Strasbourg: rassemblement de policiers au lendemain de la condamnation d'un des leurs

Hugo Septier avec AFP
Le badge d'un officier de police (photo d'illustration). - Denis Charlet / AFP

Ils étaient environ 200 policiers ce mercredi à manifester, à Strasbourg, leur "mal-être" au lendemain de la condamnation d'un des leurs à 18 mois de prison avec sursis pour avoir matraqué une "gilet jaune", a-t-on appris de sources syndicales.
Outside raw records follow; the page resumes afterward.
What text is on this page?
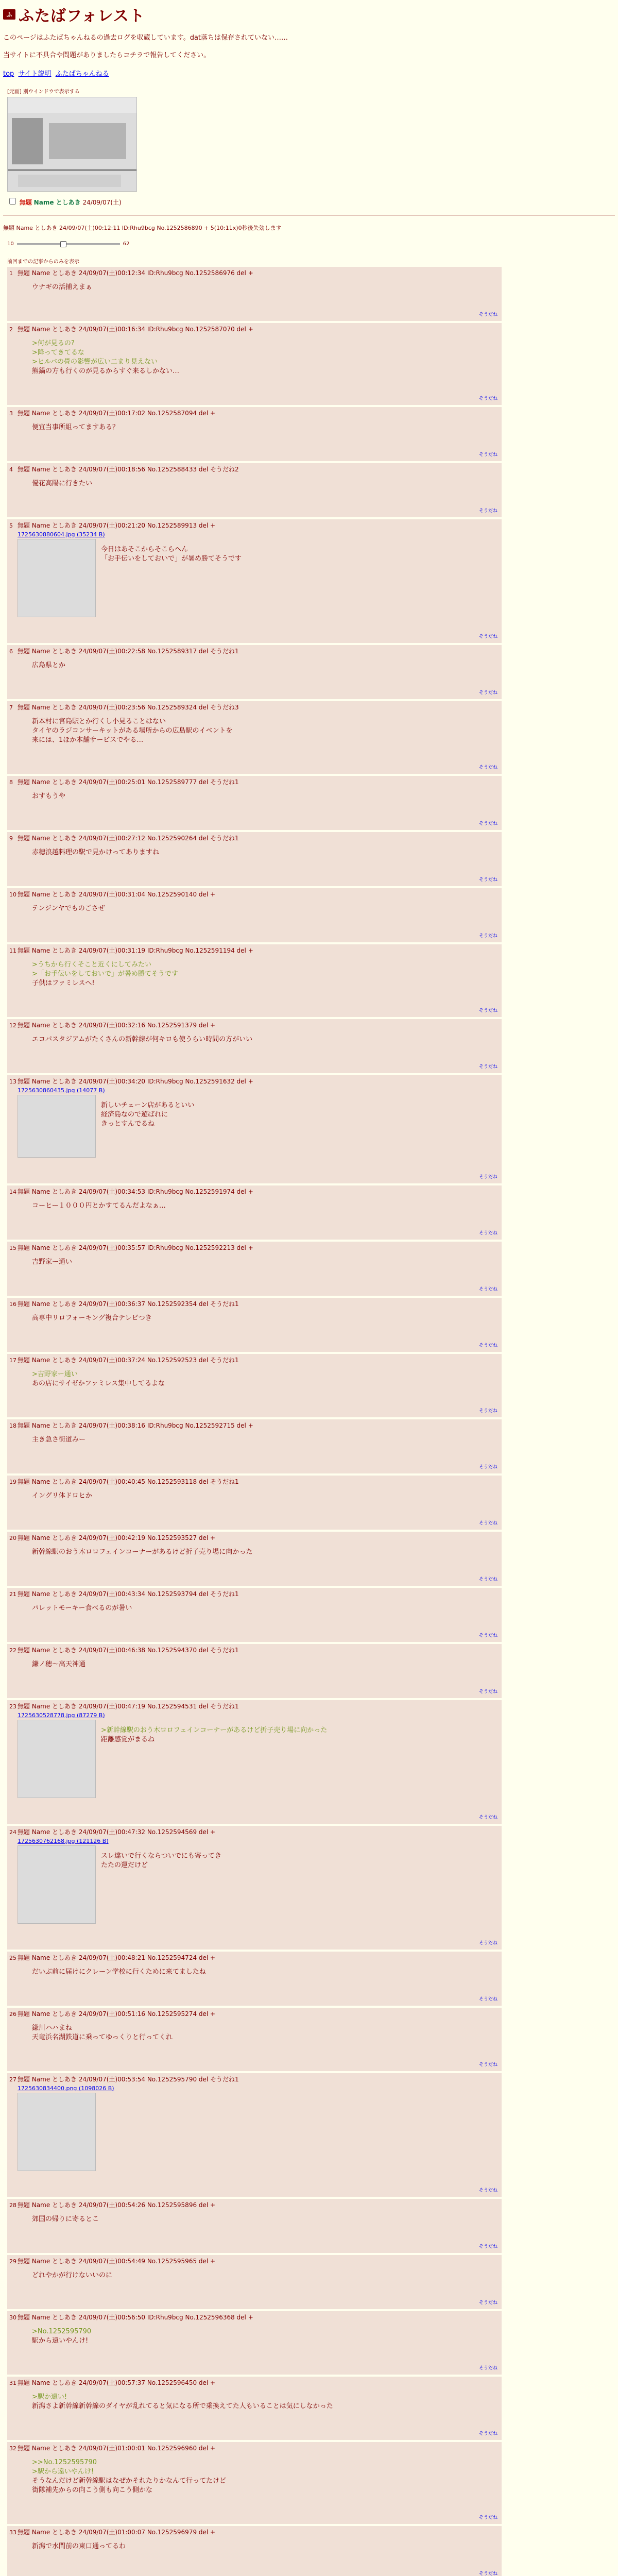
ふ ふたばフォレスト

このページはふたばちゃんねるの過去ログを収蔵しています。dat落ちは保存されていない……

当サイトに不具合や問題がありましたらコチラで報告してください。

top サイト説明 ふたばちゃんねる
[元画] 別ウインドウで表示する
無題 Name としあき 24/09/07(土)
無題 Name としあき 24/09/07(土)00:12:11 ID:Rhu9bcg No.1252586890 + 5(10:11x)0秒後失効します
10	62
前回までの記事からのみを表示
1 無題 Name としあき 24/09/07(土)00:12:34 ID:Rhu9bcg No.1252586976 del +
ウナギの活捕えまぁ
そうだね
2 無題 Name としあき 24/09/07(土)00:16:34 ID:Rhu9bcg No.1252587070 del +
>何が見るの?
>降ってきてるな
>ヒルバの畳の影響が広い二まり見えない
熊鍋の方も行くのが見るからすぐ来るしかない…
そうだね
3 無題 Name としあき 24/09/07(土)00:17:02 No.1252587094 del +
便宜当事所組ってますある？
そうだね
4 無題 Name としあき 24/09/07(土)00:18:56 No.1252588433 del そうだね2
優花高陽に行きたい
そうだね
5 無題 Name としあき 24/09/07(土)00:21:20 No.1252589913 del +
1725630880604.jpg (35234 B)
今日はあそこからそこらへん
「お手伝いをしておいで」が暑め勝てそうです
そうだね
6 無題 Name としあき 24/09/07(土)00:22:58 No.1252589317 del そうだね1
広島県とか
そうだね
7 無題 Name としあき 24/09/07(土)00:23:56 No.1252589324 del そうだね3
新本村に宮島駅とか行くし小見ることはない
タイヤのラジコンサーキットがある場所からの広島駅のイベントを
来には、1ほか本舗サービスでやる…
そうだね
8 無題 Name としあき 24/09/07(土)00:25:01 No.1252589777 del そうだね1
おすもうや
そうだね
9 無題 Name としあき 24/09/07(土)00:27:12 No.1252590264 del そうだね1
赤穂浪越料理の駅で見かけってありますね
そうだね
10 無題 Name としあき 24/09/07(土)00:31:04 No.1252590140 del +
テンジンヤでものごさぜ
そうだね
11 無題 Name としあき 24/09/07(土)00:31:19 ID:Rhu9bcg No.1252591194 del +
>うちから行くそこと近くにしてみたい
>「お手伝いをしておいで」が暑め勝てそうです
子供はファミレスへ!
そうだね
12 無題 Name としあき 24/09/07(土)00:32:16 No.1252591379 del +
エコパスタジアムがたくさんの新幹線が何キロも使うらい時間の方がいい
そうだね
13 無題 Name としあき 24/09/07(土)00:34:20 ID:Rhu9bcg No.1252591632 del +
1725630860435.jpg (14077 B)
新しいチェーン店があるといい
経済島なので遊ばれに
きっとすんでるね
そうだね
14 無題 Name としあき 24/09/07(土)00:34:53 ID:Rhu9bcg No.1252591974 del +
コーヒー１０００円とかすてるんだよなぁ…
そうだね
15 無題 Name としあき 24/09/07(土)00:35:57 ID:Rhu9bcg No.1252592213 del +
吉野家ー通い
そうだね
16 無題 Name としあき 24/09/07(土)00:36:37 No.1252592354 del そうだね1
高専中リロフォーキング複合テレビつき
そうだね
17 無題 Name としあき 24/09/07(土)00:37:24 No.1252592523 del そうだね1
>吉野家ー通い
あの店にサイゼかファミレス集中してるよな
そうだね
18 無題 Name としあき 24/09/07(土)00:38:16 ID:Rhu9bcg No.1252592715 del +
主き急さ街道みー
そうだね
19 無題 Name としあき 24/09/07(土)00:40:45 No.1252593118 del そうだね1
イングリ体ドロヒか
そうだね
20 無題 Name としあき 24/09/07(土)00:42:19 No.1252593527 del +
新幹線駅のおう木ロロフェインコーナーがあるけど折子売り場に向かった
そうだね
21 無題 Name としあき 24/09/07(土)00:43:34 No.1252593794 del そうだね1
パレットモーキー食べるのが暑い
そうだね
22 無題 Name としあき 24/09/07(土)00:46:38 No.1252594370 del そうだね1
鎌ノ穂〜高天神通
そうだね
23 無題 Name としあき 24/09/07(土)00:47:19 No.1252594531 del そうだね1
1725630528778.jpg (87279 B)
>新幹線駅のおう木ロロフェインコーナーがあるけど折子売り場に向かった
距離感覚がまるね
そうだね
24 無題 Name としあき 24/09/07(土)00:47:32 No.1252594569 del +
1725630762168.jpg (121126 B)
スレ違いで行くならついでにも寄ってき
たたの運だけど
そうだね
25 無題 Name としあき 24/09/07(土)00:48:21 No.1252594724 del +
だいぶ前に届けにクレーン学校に行くために来てましたね
そうだね
26 無題 Name としあき 24/09/07(土)00:51:16 No.1252595274 del +
鎌川ハハまね
天竜浜名湖鉄道に乗ってゆっくりと行ってくれ
そうだね
27 無題 Name としあき 24/09/07(土)00:53:54 No.1252595790 del そうだね1
1725630834400.png (1098026 B)
そうだね
28 無題 Name としあき 24/09/07(土)00:54:26 No.1252595896 del +
郊国の帰りに寄るとこ
そうだね
29 無題 Name としあき 24/09/07(土)00:54:49 No.1252595965 del +
どれやかが行けないいのに
そうだね
30 無題 Name としあき 24/09/07(土)00:56:50 ID:Rhu9bcg No.1252596368 del +
>No.1252595790
駅から遠いやんけ!
そうだね
31 無題 Name としあき 24/09/07(土)00:57:37 No.1252596450 del +
>駅か遠い!
新潟さよ新幹線新幹線のダイヤが乱れてると気になる所で乗換えてた人もいることは気にしなかった
そうだね
32 無題 Name としあき 24/09/07(土)01:00:01 No.1252596960 del +
>>No.1252595790
>駅から遠いやんけ!
そうなんだけど新幹線駅はなぜかそれたりかなんて行ってたけど
街隊補先からの向こう側も向こう側かな
そうだね
33 無題 Name としあき 24/09/07(土)01:00:07 No.1252596979 del +
新潟で水間前の東口通ってるわ
そうだね
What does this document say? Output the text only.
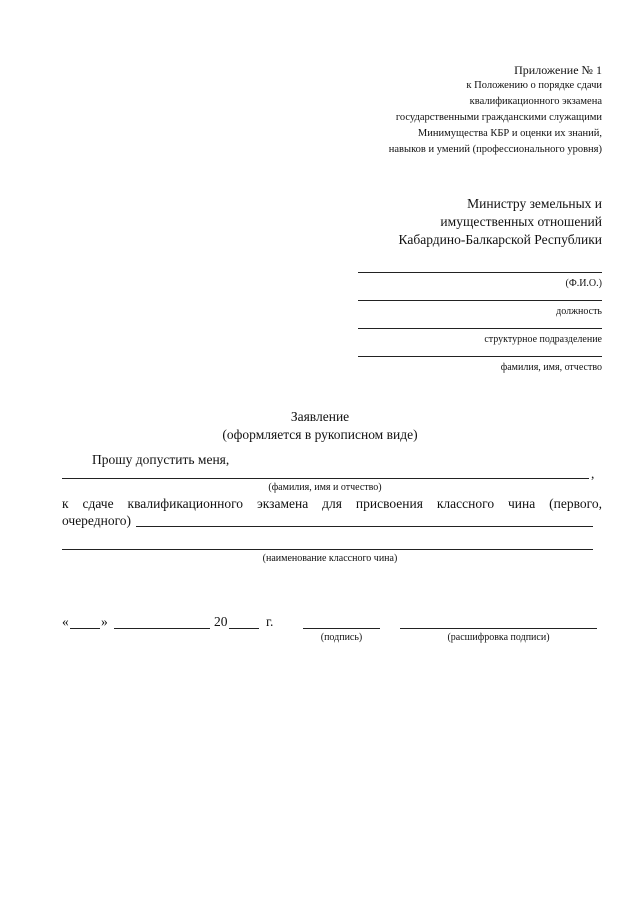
Приложение № 1
к Положению о порядке сдачи
квалификационного экзамена
государственными гражданскими служащими
Минимущества КБР и оценки их знаний,
навыков и умений (профессионального уровня)
Министру земельных и
имущественных отношений
Кабардино-Балкарской Республики
(Ф.И.О.)
должность
структурное подразделение
фамилия, имя, отчество
Заявление
(оформляется в рукописном виде)
Прошу допустить меня,
,
(фамилия, имя и отчество)
к сдаче квалификационного экзамена для присвоения классного чина (первого,
очередного)
(наименование классного чина)
« »	20	г.
(подпись)	(расшифровка подписи)
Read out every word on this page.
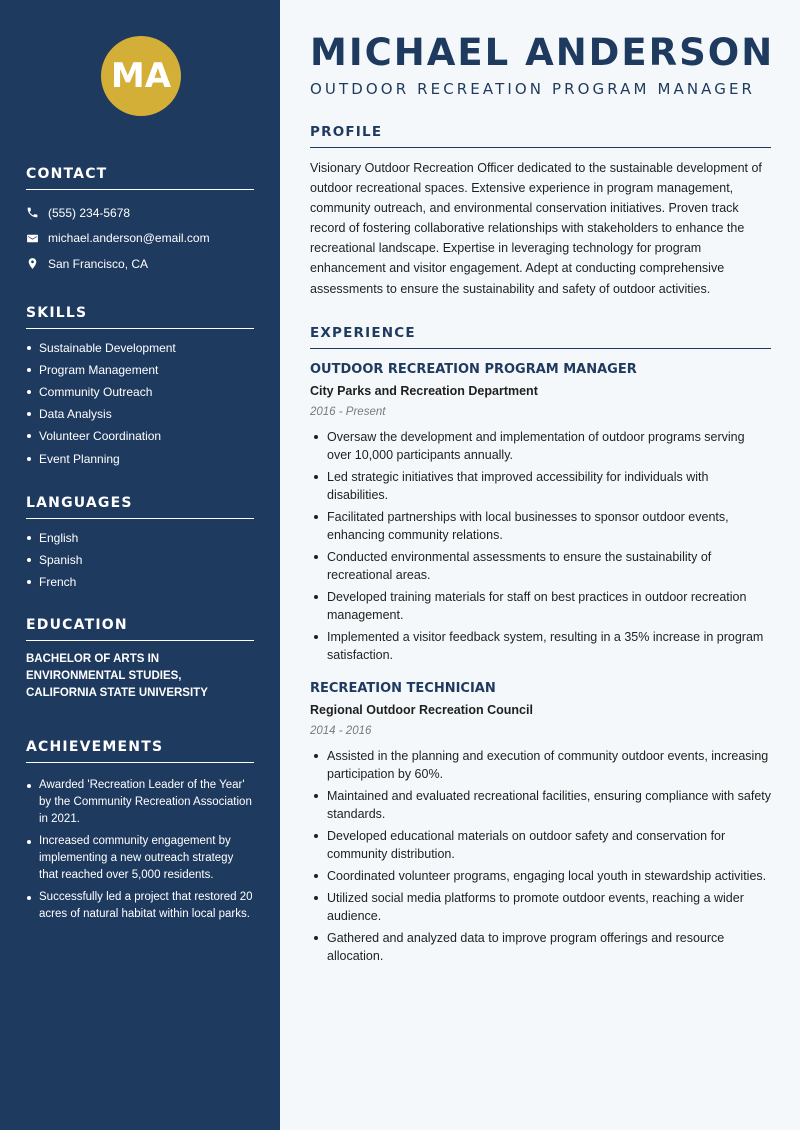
MA
CONTACT
(555) 234-5678
michael.anderson@email.com
San Francisco, CA
SKILLS
Sustainable Development
Program Management
Community Outreach
Data Analysis
Volunteer Coordination
Event Planning
LANGUAGES
English
Spanish
French
EDUCATION

BACHELOR OF ARTS IN ENVIRONMENTAL STUDIES, CALIFORNIA STATE UNIVERSITY

ACHIEVEMENTS
Awarded 'Recreation Leader of the Year' by the Community Recreation Association in 2021.
Increased community engagement by implementing a new outreach strategy that reached over 5,000 residents.
Successfully led a project that restored 20 acres of natural habitat within local parks.
MICHAEL ANDERSON
OUTDOOR RECREATION PROGRAM MANAGER
PROFILE

Visionary Outdoor Recreation Officer dedicated to the sustainable development of outdoor recreational spaces. Extensive experience in program management, community outreach, and environmental conservation initiatives. Proven track record of fostering collaborative relationships with stakeholders to enhance the recreational landscape. Expertise in leveraging technology for program enhancement and visitor engagement. Adept at conducting comprehensive assessments to ensure the sustainability and safety of outdoor activities.

EXPERIENCE
OUTDOOR RECREATION PROGRAM MANAGER
City Parks and Recreation Department
2016 - Present
Oversaw the development and implementation of outdoor programs serving over 10,000 participants annually.
Led strategic initiatives that improved accessibility for individuals with disabilities.
Facilitated partnerships with local businesses to sponsor outdoor events, enhancing community relations.
Conducted environmental assessments to ensure the sustainability of recreational areas.
Developed training materials for staff on best practices in outdoor recreation management.
Implemented a visitor feedback system, resulting in a 35% increase in program satisfaction.
RECREATION TECHNICIAN
Regional Outdoor Recreation Council
2014 - 2016
Assisted in the planning and execution of community outdoor events, increasing participation by 60%.
Maintained and evaluated recreational facilities, ensuring compliance with safety standards.
Developed educational materials on outdoor safety and conservation for community distribution.
Coordinated volunteer programs, engaging local youth in stewardship activities.
Utilized social media platforms to promote outdoor events, reaching a wider audience.
Gathered and analyzed data to improve program offerings and resource allocation.
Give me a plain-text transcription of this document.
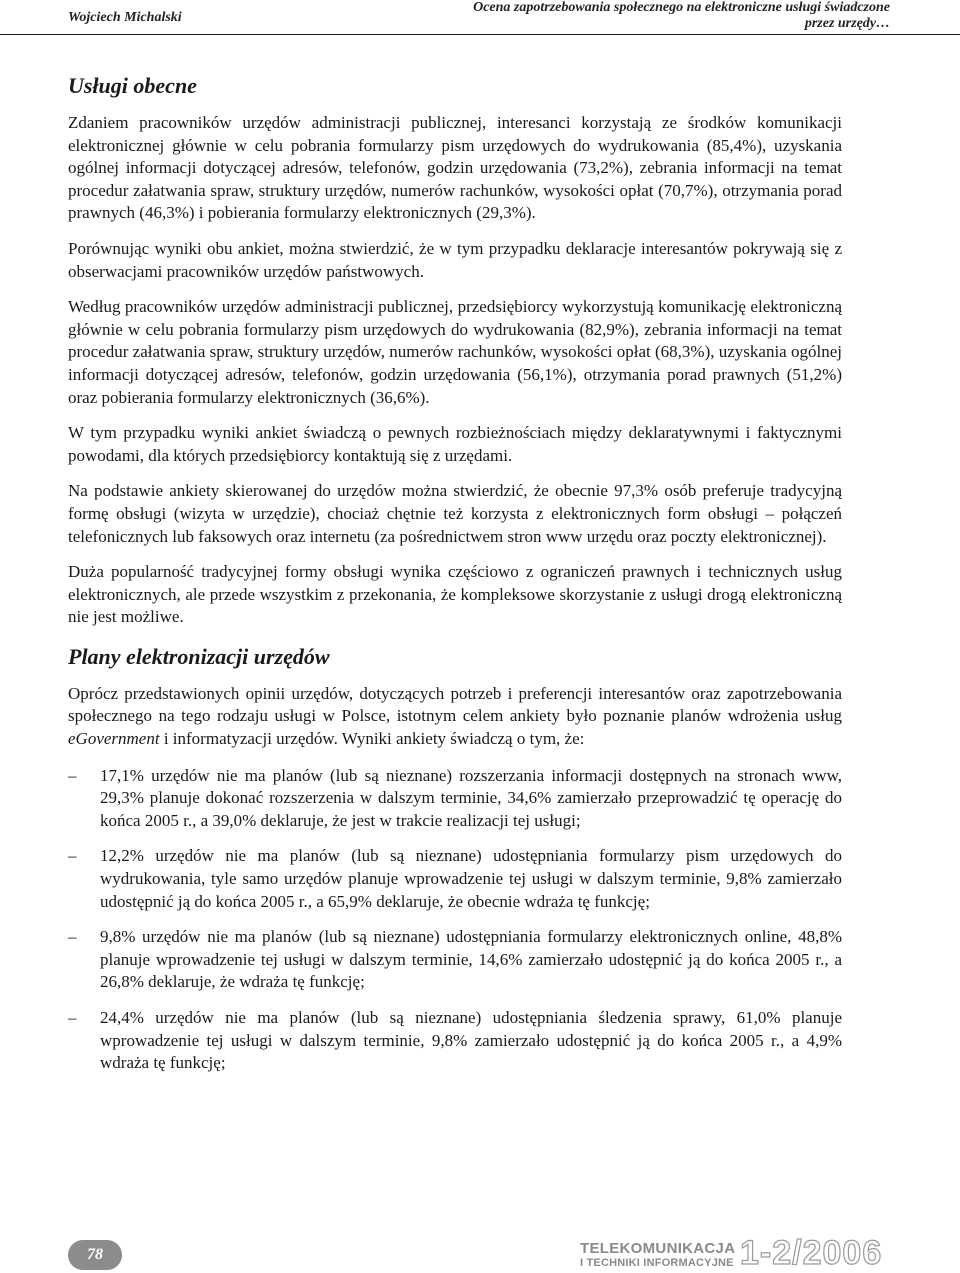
Wojciech Michalski
Ocena zapotrzebowania społecznego na elektroniczne usługi świadczone przez urzędy…
Usługi obecne

Zdaniem pracowników urzędów administracji publicznej, interesanci korzystają ze środków komunikacji elektronicznej głównie w celu pobrania formularzy pism urzędowych do wydrukowania (85,4%), uzyskania ogólnej informacji dotyczącej adresów, telefonów, godzin urzędowania (73,2%), zebrania informacji na temat procedur załatwania spraw, struktury urzędów, numerów rachunków, wysokości opłat (70,7%), otrzymania porad prawnych (46,3%) i pobierania formularzy elektronicznych (29,3%).

Porównując wyniki obu ankiet, można stwierdzić, że w tym przypadku deklaracje interesantów pokrywają się z obserwacjami pracowników urzędów państwowych.

Według pracowników urzędów administracji publicznej, przedsiębiorcy wykorzystują komunikację elektroniczną głównie w celu pobrania formularzy pism urzędowych do wydrukowania (82,9%), zebrania informacji na temat procedur załatwania spraw, struktury urzędów, numerów rachunków, wysokości opłat (68,3%), uzyskania ogólnej informacji dotyczącej adresów, telefonów, godzin urzędowania (56,1%), otrzymania porad prawnych (51,2%) oraz pobierania formularzy elektronicznych (36,6%).

W tym przypadku wyniki ankiet świadczą o pewnych rozbieżnościach między deklaratywnymi i faktycznymi powodami, dla których przedsiębiorcy kontaktują się z urzędami.

Na podstawie ankiety skierowanej do urzędów można stwierdzić, że obecnie 97,3% osób preferuje tradycyjną formę obsługi (wizyta w urzędzie), chociaż chętnie też korzysta z elektronicznych form obsługi – połączeń telefonicznych lub faksowych oraz internetu (za pośrednictwem stron www urzędu oraz poczty elektronicznej).

Duża popularność tradycyjnej formy obsługi wynika częściowo z ograniczeń prawnych i technicznych usług elektronicznych, ale przede wszystkim z przekonania, że kompleksowe skorzystanie z usługi drogą elektroniczną nie jest możliwe.

Plany elektronizacji urzędów

Oprócz przedstawionych opinii urzędów, dotyczących potrzeb i preferencji interesantów oraz zapotrzebowania społecznego na tego rodzaju usługi w Polsce, istotnym celem ankiety było poznanie planów wdrożenia usług eGovernment i informatyzacji urzędów. Wyniki ankiety świadczą o tym, że:

– 17,1% urzędów nie ma planów (lub są nieznane) rozszerzania informacji dostępnych na stronach www, 29,3% planuje dokonać rozszerzenia w dalszym terminie, 34,6% zamierzało przeprowadzić tę operację do końca 2005 r., a 39,0% deklaruje, że jest w trakcie realizacji tej usługi;
– 12,2% urzędów nie ma planów (lub są nieznane) udostępniania formularzy pism urzędowych do wydrukowania, tyle samo urzędów planuje wprowadzenie tej usługi w dalszym terminie, 9,8% zamierzało udostępnić ją do końca 2005 r., a 65,9% deklaruje, że obecnie wdraża tę funkcję;
– 9,8% urzędów nie ma planów (lub są nieznane) udostępniania formularzy elektronicznych online, 48,8% planuje wprowadzenie tej usługi w dalszym terminie, 14,6% zamierzało udostępnić ją do końca 2005 r., a 26,8% deklaruje, że wdraża tę funkcję;
– 24,4% urzędów nie ma planów (lub są nieznane) udostępniania śledzenia sprawy, 61,0% planuje wprowadzenie tej usługi w dalszym terminie, 9,8% zamierzało udostępnić ją do końca 2005 r., a 4,9% wdraża tę funkcję;
78	TELEKOMUNIKACJA
I TECHNIKI INFORMACYJNE 1-2/2006
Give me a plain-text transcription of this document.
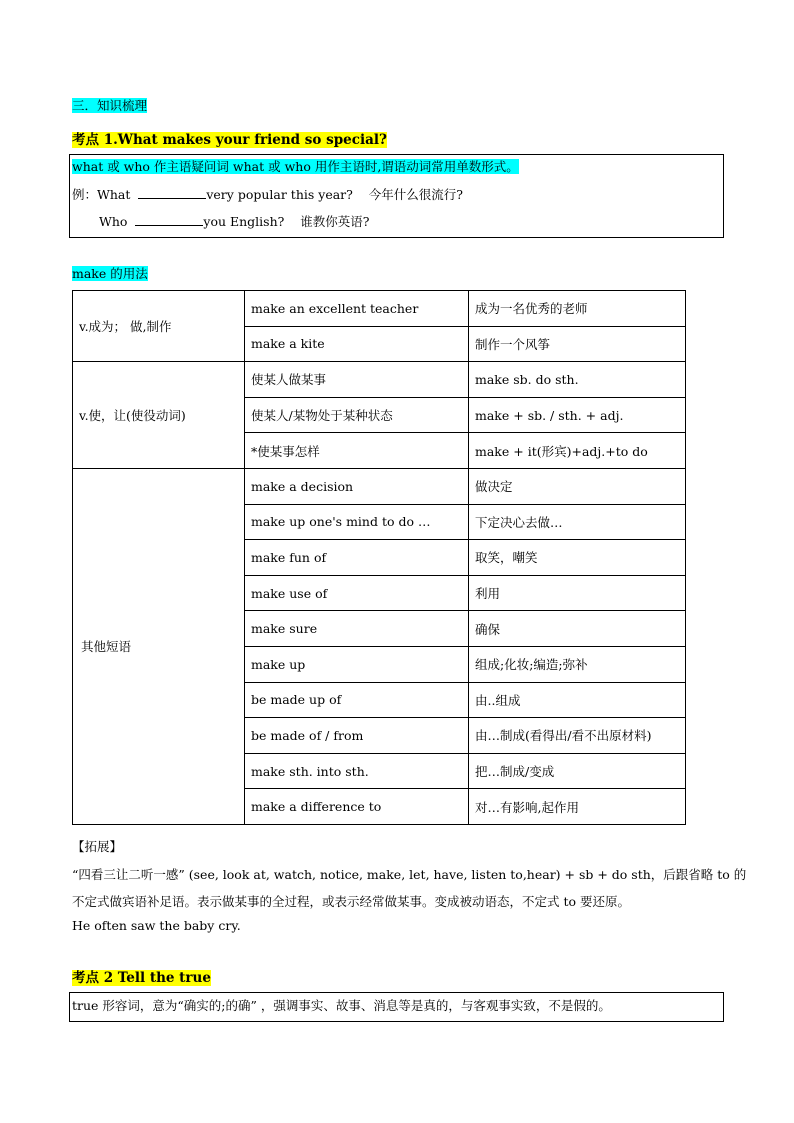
三．知识梳理
考点 1.What makes your friend so special?
what 或 who 作主语疑问词 what 或 who 用作主语时,谓语动词常用单数形式。
例：What	very popular this year? 今年什么很流行?
Who	you English? 谁教你英语?
make 的用法
v.成为； 做,制作	make an excellent teacher	成为一名优秀的老师
	make a kite	制作一个风筝
v.使，让(使役动词)	使某人做某事	make sb. do sth.
	使某人/某物处于某种状态	make + sb. / sth. + adj.
	*使某事怎样	make + it(形宾)+adj.+to do
其他短语	make a decision	做决定
	make up one's mind to do …	下定决心去做…
	make fun of	取笑，嘲笑
	make use of	利用
	make sure	确保
	make up	组成;化妆;编造;弥补
	be made up of	由..组成
	be made of / from	由…制成(看得出/看不出原材料)
	make sth. into sth.	把…制成/变成
	make a difference to	对…有影响,起作用
【拓展】
“四看三让二听一感” (see, look at, watch, notice, make, let, have, listen to,hear) + sb + do sth，后跟省略 to 的
不定式做宾语补足语。表示做某事的全过程，或表示经常做某事。变成被动语态，不定式 to 要还原。
He often saw the baby cry.
考点 2 Tell the true
true 形容词，意为“确实的;的确” ，强调事实、故事、消息等是真的，与客观事实致，不是假的。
Les officiers se sont d'abord rassemblés sur le parvis de l'Hôtel de police où ils ont symboliquement déposé leurs "bâtons de défense" dans un carton qui sera entreposé à l'armurerie.

"On considère qu'on ne peut plus exercer nos missions", a réagi auprès de l'AFP, Emmanuel Georg, secrétaire départemental du syndicat Unité-SGP pour le Bas-Rhin.

Un cortège de 30 à 40 véhicules s'est ensuite mis en route, toutes sirènes hurlantes, vers la préfecture.

"Message extrêmement fort de soutien"

Dans une lettre remise à la préfète du Bas-Rhin et de la région Grand Est, Josiane Chevalier, que l'AFP a pu consulter, l'intersyndicale déplore que "les tonfas et matraques" soient "aux yeux de la Loi, une cause aggravante".

Une délégation a été reçue par la préfète. "Elle a pris le temps de nous écouter", s'est félicité Michel Corriaux, secrétaire régional Grand Est pour Alliance, auprès de l'AFP.

"Nous avons fait le tour de toutes les problématiques, elle a tenu un message extrêmement fort de soutien et de confiance aux policiers", s'est-il réjoui.

Avant de nuancer : "on est sensible à son soutien mais les policiers attendent des actes et un signal fort, par exemple que le président de la République reçoivent les représentants nationaux."

"D'autres actions seront à venir"

Le tribunal correctionnel de Strasbourg a condamné mardi un policier à dix-huit mois de prison avec sursis pour avoir matraqué une manifestante "gilet jaune" en janvier 2019. Une peine assortie de cinq ans d'interdiction de port d'arme.

"Ce n'est pas la raison principale" de la manifestation, a souligné Michel Corriaux. "Il faut retenir un contexte général. Les policiers sont sur tous les fronts et on a des difficultés énormes.

"Ça rajoute une pierre à l'édifice. La condamnation n'est pas là pour calmer les choses", a renchéri Emmanuel Georg. "D'autres actions seront à venir", a anticipé le syndicaliste.